We also noted that “recent events have left some people wondering how much blood was drawn, and whether any of it will make a difference in 2009, when she [Hahn] is up for reelection–or if it was simply intended to damage her chances for further higher office.”
In the years since then, we have reported on recurrent rumblings by mostly-rightwing individuals repeatedly promising the imminent launch of a recall campaign. These reached an apparent high-point last summer (story here), only to collapse into dust. The disproven gang allegations are part of a grab-bag of shifting complaints they have cited, but they have repeatedly undermined their own credibility, first by their own secretive methods–always excusing themselves by promising to go public when “the time is right”, second by failing to ever actually launch their public campaign, and third by repeatedly mentioning these publicly-refuted allegations.
In trying to defend himself, the video maker, Ladd Ehlinger Jr. said, in part, “Claim victimhood all you like, but how many people were victimized by your coddling? There’s a reason Mayor Villaraigosa took the program away from you. He’s a Democrat. So are you. Think about it.”
But the reorganization of all gang task forces into a single structure was already underway when FOX aired the original hit piece–not to mention the fact that the accusing officers blamed the entire LAPD command structure, for which Villaraigosa is responsible, not Janice Hahn.
When KTTV presented Blatchford’s report, it was introduced by anchorwoman Christine DeVine saying, “The Mayor’s Office is soon taking over control of all city anti-gang programs and plans to increase spending on gang prevention and intervention. Tonight Chris Blatchford with a FOX 11 News investigation of how some of that money has gone to the gangsters themselves.”
As already noted, the accusation was false–but the timing was accurate: The consolidation of anti-gang programs was already underway when FOX aired its anti-Hahn hit piece.

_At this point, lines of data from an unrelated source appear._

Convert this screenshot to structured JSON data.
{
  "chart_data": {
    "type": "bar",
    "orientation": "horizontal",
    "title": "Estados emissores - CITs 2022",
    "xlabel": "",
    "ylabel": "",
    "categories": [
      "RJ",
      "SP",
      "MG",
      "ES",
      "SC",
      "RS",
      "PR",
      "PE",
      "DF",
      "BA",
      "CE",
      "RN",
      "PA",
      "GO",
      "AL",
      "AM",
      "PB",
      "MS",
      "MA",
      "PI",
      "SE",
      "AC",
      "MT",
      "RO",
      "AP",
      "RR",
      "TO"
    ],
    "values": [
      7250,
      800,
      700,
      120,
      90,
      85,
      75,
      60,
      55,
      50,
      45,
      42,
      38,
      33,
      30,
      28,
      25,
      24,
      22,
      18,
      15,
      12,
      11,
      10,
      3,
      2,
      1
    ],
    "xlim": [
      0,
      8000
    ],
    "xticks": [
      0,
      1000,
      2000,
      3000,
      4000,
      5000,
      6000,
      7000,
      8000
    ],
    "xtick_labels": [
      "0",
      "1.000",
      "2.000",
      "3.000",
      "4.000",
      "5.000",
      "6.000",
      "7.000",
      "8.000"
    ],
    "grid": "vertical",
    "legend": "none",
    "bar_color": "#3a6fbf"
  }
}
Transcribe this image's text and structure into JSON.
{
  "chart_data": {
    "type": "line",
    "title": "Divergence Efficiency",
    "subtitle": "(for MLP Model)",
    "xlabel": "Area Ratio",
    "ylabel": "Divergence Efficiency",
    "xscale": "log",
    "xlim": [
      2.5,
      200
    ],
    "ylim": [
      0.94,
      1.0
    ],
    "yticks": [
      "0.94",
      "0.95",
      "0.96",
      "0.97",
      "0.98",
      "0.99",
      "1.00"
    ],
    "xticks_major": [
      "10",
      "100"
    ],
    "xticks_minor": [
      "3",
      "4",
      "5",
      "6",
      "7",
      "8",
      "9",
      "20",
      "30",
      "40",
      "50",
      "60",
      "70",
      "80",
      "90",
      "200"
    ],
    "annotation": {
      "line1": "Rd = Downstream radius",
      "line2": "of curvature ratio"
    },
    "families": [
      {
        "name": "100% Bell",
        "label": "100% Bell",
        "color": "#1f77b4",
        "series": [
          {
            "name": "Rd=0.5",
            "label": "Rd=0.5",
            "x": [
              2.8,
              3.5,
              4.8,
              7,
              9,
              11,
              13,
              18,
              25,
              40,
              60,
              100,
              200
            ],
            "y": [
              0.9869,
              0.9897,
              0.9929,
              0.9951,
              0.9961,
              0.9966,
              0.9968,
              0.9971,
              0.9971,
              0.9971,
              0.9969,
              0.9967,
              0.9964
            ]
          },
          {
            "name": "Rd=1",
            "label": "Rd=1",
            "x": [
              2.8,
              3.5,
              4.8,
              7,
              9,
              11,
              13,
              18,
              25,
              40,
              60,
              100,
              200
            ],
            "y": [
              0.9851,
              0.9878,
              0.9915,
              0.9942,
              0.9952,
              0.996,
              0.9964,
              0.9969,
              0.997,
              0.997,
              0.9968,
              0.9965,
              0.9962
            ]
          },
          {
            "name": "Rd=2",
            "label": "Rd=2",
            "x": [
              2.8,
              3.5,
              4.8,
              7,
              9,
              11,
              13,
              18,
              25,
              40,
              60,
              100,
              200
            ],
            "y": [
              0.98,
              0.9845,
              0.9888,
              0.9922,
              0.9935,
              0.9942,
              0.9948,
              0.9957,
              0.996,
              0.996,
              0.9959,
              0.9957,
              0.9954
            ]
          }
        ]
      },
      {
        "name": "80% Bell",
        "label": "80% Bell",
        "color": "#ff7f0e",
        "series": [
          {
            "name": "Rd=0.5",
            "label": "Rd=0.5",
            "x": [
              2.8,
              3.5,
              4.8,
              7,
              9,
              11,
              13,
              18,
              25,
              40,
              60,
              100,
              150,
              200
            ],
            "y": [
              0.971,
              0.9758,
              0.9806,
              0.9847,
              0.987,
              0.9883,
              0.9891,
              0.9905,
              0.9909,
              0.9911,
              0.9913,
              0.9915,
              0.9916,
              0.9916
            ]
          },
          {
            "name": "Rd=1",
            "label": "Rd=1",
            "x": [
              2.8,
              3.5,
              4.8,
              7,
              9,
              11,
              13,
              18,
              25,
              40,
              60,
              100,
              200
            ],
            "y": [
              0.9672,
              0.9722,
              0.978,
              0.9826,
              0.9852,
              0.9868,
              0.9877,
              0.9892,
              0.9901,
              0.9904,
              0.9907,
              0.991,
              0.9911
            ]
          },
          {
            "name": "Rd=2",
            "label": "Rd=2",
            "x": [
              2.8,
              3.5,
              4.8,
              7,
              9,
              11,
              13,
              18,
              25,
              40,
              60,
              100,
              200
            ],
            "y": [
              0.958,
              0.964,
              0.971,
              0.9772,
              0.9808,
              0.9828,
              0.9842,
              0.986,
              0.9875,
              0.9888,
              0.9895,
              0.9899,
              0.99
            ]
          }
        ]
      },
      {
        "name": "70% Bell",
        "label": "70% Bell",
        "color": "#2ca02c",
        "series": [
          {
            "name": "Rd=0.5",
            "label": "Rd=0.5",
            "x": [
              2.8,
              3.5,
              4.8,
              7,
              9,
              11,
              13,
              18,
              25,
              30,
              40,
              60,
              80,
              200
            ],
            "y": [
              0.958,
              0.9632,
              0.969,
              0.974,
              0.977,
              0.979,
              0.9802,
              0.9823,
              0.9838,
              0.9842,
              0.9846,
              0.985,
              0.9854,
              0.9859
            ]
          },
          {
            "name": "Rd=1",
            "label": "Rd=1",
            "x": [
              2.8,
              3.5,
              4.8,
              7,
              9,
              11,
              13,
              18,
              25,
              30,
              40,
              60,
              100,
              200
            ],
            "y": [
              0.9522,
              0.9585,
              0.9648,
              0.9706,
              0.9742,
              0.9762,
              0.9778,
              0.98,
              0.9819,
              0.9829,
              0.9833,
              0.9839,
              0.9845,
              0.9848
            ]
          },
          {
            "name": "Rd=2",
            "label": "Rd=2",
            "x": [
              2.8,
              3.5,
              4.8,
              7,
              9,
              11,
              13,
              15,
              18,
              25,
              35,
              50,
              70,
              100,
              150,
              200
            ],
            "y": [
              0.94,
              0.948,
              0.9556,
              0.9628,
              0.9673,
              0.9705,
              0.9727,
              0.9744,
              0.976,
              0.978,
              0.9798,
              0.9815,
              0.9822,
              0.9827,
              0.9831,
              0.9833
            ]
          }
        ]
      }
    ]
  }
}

There is a great deal more of local backstory to all this. The LAPD has a long, ugly history of racism, which it has only recently made giant strides to overcome. As recently as 2007, there was a police riot on May Day, attacking thousands of innocent demonstrators, as well media covering the event, and people simply enjoying a day at the park. (Random Lengths story here.) The department has now fully embraced the pro-active multifaceted strategy of community-based policing, but there are still significant elements within the ranks who remain deeply opposed to working with the community, rather than lording it over them. This was a clear example of that.
Add to that the fact that Hahn’s father, long-time County Supervisor Kenneth Hahn, was a legendary figure principally responsible for virtually the entire first generation of both Black and Latino elected officials in Los Angeles County, and you begin to get a feel for just how much even deeper racial ugliness this latest vicious act of racism is trying to hide.